The billionaire’s growing influence has many speculating about his past. A narrative comes up most often: he was rich, which Musk denies.
Elon Musk has gained a lot of influence and power over the past two years.
He became one of the most influential voices on the geopolitical scene by providing Starlink to Ukraine at war with Russia. Starlink is an independent satellite Internet access service which has become the only communications system for the Ukrainian armed forces on the front.
In this context, the world discovered this service that his rocket company SpaceX has since deployed around the world. This service is considered by populations living in dictatorships as a window of freedom because it is independent and difficult to hack.
Tesla, the electric vehicle maker of which Musk is co-founder and CEO, has also become the world’s largest automaker by market capitalization. The Austin, Texas-based vehicle maker has also become the center of the auto industry: both upstarts and legacy carmakers compare themselves to Tesla (TSLA) – Get Free Report.
He also became the owner of Twitter, considered the Town Square of our time, i.e the platform where opinion makers and trendsetters meet. He decided to make the social network the bastion of free speech, basically a platform where any message is acceptable as long as it does not violate the law.
Emerald Mine
Musk’s fortune, much of which is linked to the stock market performance of Tesla, of which he is one of the largest individual shareholders, has also soared. After temporarily being the richest man in the world, he is currently in second place. His net worth is valued at $176 billion as of April 12, up $39.4 billion this year, according to Bloomberg Billionaires Index.
The billionaire has also become, according to progressives, one of the symbols of economic inequalities between the wealthy who continue to get richer and the poorest who continue to get poorer.
It is in this context that a narrative often returns about him. This narrative argues that Musk is not a self-made man. He would have benefited from the wealth of his family to start in life. His family would have owned an emerald mine in Africa. Musk has already repeated that this narrative is false, but it keeps coming back to the point of annoying the Techno King, as he’s known at Tesla. He has thus just taken an unprecedented decision in the hope of silencing this rumor forever.

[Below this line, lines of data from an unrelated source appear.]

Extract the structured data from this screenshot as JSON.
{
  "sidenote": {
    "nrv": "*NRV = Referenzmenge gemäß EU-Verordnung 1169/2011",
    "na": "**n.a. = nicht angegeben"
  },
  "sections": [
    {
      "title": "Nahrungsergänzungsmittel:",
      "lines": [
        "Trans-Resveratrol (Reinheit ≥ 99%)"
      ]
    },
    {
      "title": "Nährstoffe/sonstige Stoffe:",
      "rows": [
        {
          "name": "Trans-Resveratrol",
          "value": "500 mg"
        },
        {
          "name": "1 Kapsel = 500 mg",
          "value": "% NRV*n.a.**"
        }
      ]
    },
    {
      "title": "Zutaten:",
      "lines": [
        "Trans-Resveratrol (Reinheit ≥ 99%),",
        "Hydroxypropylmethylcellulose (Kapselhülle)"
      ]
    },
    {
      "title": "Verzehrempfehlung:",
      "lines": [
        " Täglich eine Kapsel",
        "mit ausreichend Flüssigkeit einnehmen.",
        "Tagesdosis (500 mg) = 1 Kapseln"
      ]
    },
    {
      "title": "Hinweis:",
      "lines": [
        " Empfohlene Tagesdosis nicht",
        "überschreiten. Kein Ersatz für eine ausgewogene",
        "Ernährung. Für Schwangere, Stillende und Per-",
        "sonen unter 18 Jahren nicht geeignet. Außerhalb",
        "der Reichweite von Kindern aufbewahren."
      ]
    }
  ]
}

Musk is offering a $1 million award to anyone who can prove his family owned an emerald mine. The money will be paid in Dogecoin (DOGE), the cryptocurrency of which Musk is one of the evangelists and influencers.
“Elon Musk never owned an emerald mine,” a Twitter account tweeted at Musk on April 12. The billionaire regularly interacts with the account. “An open offer of 69.420 Doge to all the media outlets who are publishing false information. Send me a proof of its existence & take your doge,” the account added.
Musk was quick to respond, announcing his own award.
“I will pay a million Dogecoin for proof of this mine’s existence!” the billionaire offered.
While Musk acknowledges having had a good start, he rejects the idea of having had a privileged life or having used family money to become a billionaire.
The rumor about Musk growing up amid affluence and opulence was spread by his estranged father, Errol, during two interviews with Business Insider South Africa in February 2018.
The Father
In these interviews, Errol asserts without evidence that he once held a half share in an emerald mine in Zambia. He tells an unverified anecdote that at age 16 Elon Musk and his brother, Kimbal, sold two emeralds from the mine to Tiffany & Co. on Fifth Avenue in New York for $2,000.
“We were very wealthy,” Errol told Business Insider. “We had so much money at times we couldn’t even close our safe.”
But in 2020, Errol seemed to regret his remarks of 2018 and said in a Facebook post that Elon did not owe him his success. Rather, he said that Elon did it all on his own.
“My very limited involvement in a business transaction in Zambia in the 1980’s had nothing to do with South Africa and that business can hardly be deemed to be have been inappropriate. Neither was it beneficial to Elon’s success in the USA, starting in about 1999,” he wrote.
“Errol ran out of money in the 90’s. My brother & I financially supported him & his extended family in South Africa since then on condition that he not do bad things. Unfortunately, he did do bad things :(,” Elon Musk said on Sept.21.
View the original article to see embedded media.
After graduating high school at 17, Musk left South Africa for Canada to avoid supporting apartheid through compulsory military service and also to try to seize economic opportunities in the U.S.
He attended Queen’s University in Kingston, Ontario, and in 1992 transferred to the University of Pennsylvania, where he earned a bachelor’s degree in physics and economics in 1995.
At 24, he entered a Stanford Ph.D. program in physics but left after just two days because he believed the internet had much more potential to change society than work in physics did.
Before SpaceX in 2002 and Tesla in 2003, Musk founded Zip2 in 1995, a company that provided maps and business directories to online newspapers. In 1999, Zip2 was acquired by computer maker Compaq (HPQ) – Get Free Report for $307 million.